Riflessioni sulla Giornata della Memoria
È dal 28 gennaio in poi che bisogna ricordare
Questa frase di Liliana Segre, sopravvissuta al campo di sterminio di Auschwitz e testimone instancabile della Shoah, è un prezioso spunto di riflessione sulla Giornata della Memoria.
Quanto influisce un giorno di celebrazione ed esposizione mediatica su un intero anno? Che cosa succederà quando i custodi della memoria non ci saranno più? Come possiamo combattere il negazionismo dell’Olocausto e come evitare che la Storia si ripeta? Tutto ciò alla luce dei recenti fatti di cronaca in un clima d’odio dilagante nei confronto di chi è diversə per etnia, genere, abilità fisiche, mentali, orientamento politico, religioso e sessuale?

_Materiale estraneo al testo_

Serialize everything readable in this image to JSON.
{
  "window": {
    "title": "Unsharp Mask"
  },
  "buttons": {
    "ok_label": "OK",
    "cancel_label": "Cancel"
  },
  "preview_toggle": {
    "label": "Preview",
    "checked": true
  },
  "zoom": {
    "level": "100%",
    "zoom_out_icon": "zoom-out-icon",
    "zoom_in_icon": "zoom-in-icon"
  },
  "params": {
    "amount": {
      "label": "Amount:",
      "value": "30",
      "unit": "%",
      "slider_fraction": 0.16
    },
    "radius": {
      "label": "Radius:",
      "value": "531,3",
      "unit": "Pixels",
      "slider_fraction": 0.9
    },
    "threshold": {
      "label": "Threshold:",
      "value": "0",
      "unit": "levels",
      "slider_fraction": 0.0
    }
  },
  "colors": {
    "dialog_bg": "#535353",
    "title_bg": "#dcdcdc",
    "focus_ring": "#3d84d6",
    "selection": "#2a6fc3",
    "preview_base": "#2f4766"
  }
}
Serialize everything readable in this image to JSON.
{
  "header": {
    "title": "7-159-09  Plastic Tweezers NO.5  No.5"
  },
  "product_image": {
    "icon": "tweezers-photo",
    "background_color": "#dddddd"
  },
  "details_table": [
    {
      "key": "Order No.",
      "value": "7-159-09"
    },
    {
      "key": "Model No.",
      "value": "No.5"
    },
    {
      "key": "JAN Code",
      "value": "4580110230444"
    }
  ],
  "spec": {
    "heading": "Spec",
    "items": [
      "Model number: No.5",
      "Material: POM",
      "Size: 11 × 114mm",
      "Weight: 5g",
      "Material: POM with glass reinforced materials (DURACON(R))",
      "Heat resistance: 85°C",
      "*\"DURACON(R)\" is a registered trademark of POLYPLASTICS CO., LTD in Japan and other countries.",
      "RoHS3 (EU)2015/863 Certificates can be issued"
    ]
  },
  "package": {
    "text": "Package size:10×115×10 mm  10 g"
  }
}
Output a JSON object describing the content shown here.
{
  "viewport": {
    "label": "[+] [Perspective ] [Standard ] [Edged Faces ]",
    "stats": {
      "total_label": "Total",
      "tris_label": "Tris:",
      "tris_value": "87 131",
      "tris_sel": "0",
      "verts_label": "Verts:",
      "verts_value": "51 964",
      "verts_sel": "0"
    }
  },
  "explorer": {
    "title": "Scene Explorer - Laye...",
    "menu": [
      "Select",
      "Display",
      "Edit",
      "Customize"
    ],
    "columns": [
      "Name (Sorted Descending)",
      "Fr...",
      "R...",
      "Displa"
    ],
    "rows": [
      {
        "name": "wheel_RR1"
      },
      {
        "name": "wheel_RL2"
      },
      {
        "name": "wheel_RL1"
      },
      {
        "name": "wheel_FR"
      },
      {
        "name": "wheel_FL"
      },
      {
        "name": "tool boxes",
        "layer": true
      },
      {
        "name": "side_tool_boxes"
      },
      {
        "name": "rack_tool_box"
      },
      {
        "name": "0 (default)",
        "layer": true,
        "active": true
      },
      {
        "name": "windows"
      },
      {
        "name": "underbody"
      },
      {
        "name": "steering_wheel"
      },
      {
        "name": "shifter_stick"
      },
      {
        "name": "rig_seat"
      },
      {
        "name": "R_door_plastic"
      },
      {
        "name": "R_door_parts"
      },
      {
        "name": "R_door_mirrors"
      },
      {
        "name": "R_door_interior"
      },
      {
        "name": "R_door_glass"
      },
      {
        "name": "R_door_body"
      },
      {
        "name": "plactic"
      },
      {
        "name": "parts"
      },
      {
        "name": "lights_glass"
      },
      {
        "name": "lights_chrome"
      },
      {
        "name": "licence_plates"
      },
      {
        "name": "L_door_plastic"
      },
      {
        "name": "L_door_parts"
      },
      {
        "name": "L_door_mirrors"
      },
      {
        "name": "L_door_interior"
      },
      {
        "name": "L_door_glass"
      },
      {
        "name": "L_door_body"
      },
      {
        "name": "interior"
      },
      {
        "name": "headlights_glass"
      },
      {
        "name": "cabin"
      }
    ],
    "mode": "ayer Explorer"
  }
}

Uso il “noi”, perché è una questione che ci riguarda tutti/e e l’indifferenza permette al male di agire indisturbato e di vincere. In futuro, potrei essere io o potresti essere tu a venir consideratə diversə o rientrare in una minoranza. In fondo, i nostri connazionali furono ritenuti diversi e trattati come esseri inferiori, quando emigrarono negli Stati Uniti.
E se la diversità incute ancora così tanta paura e viene strumentalizzata dalla politica, per trovare un capro espiatorio su cui riversare tutte le colpe della crisi economica e sociale di un Paese, convinto di una sua presunta superiorità, allora non siamo così tanto lontani dagli scenari più oscuri della Storia.
In questo paragrafo ho più domande che risposte e mi piacerebbe che anche tu che hai letto questo articolo, condividessi il tuo pensiero nei commenti. Ma di una cosa sono certa: l’educazione quotidiana alla Memoria, alla Storia, alle storie e, più in generale, alla cultura, a partire dai più piccoli, è la chiave che apre la porta del futuro. Un futuro migliore, più inclusivo, meno pauroso e più consapevole che la diversità è una ricchezza da imparare a conoscere e valorizzare e non da temere.
Questa è la direzione tracciata da MEMO4345. Il percorso restituisce infatti ai visitatori la Memoria delle persone comuni sullo sfondo della grande Storia, spingendoli a una profonda riflessione. Questa inizia dal 1870 fino ai giorni nostri, ricordando anche altri genocidi oltre alla Shoah, come quello degli Armeni da parte dell’Impero ottomano, dei Romaní (Rom e Sinti), dei Tutsi in Ruanda, dei Rohingya in Birmania, e la tragedia dei migranti nel Mar Mediterraneo.
Articolo ispirato dalla visita guidata presso MEMO4345, a cui si può partecipare sabato e domenica alle 10.30, 14.30 o 16.30. Prenotazione consigliata presso l’Ufficio Turistico di Borgo San Dalmazzo.
Testo di riferimento per un approfondimento sul tema: Oltre il nome. Storia degli ebrei stranieri deportati dal campo di Borgo San Dalmazzo di Adriana Muncinelli ed Elena Fallo.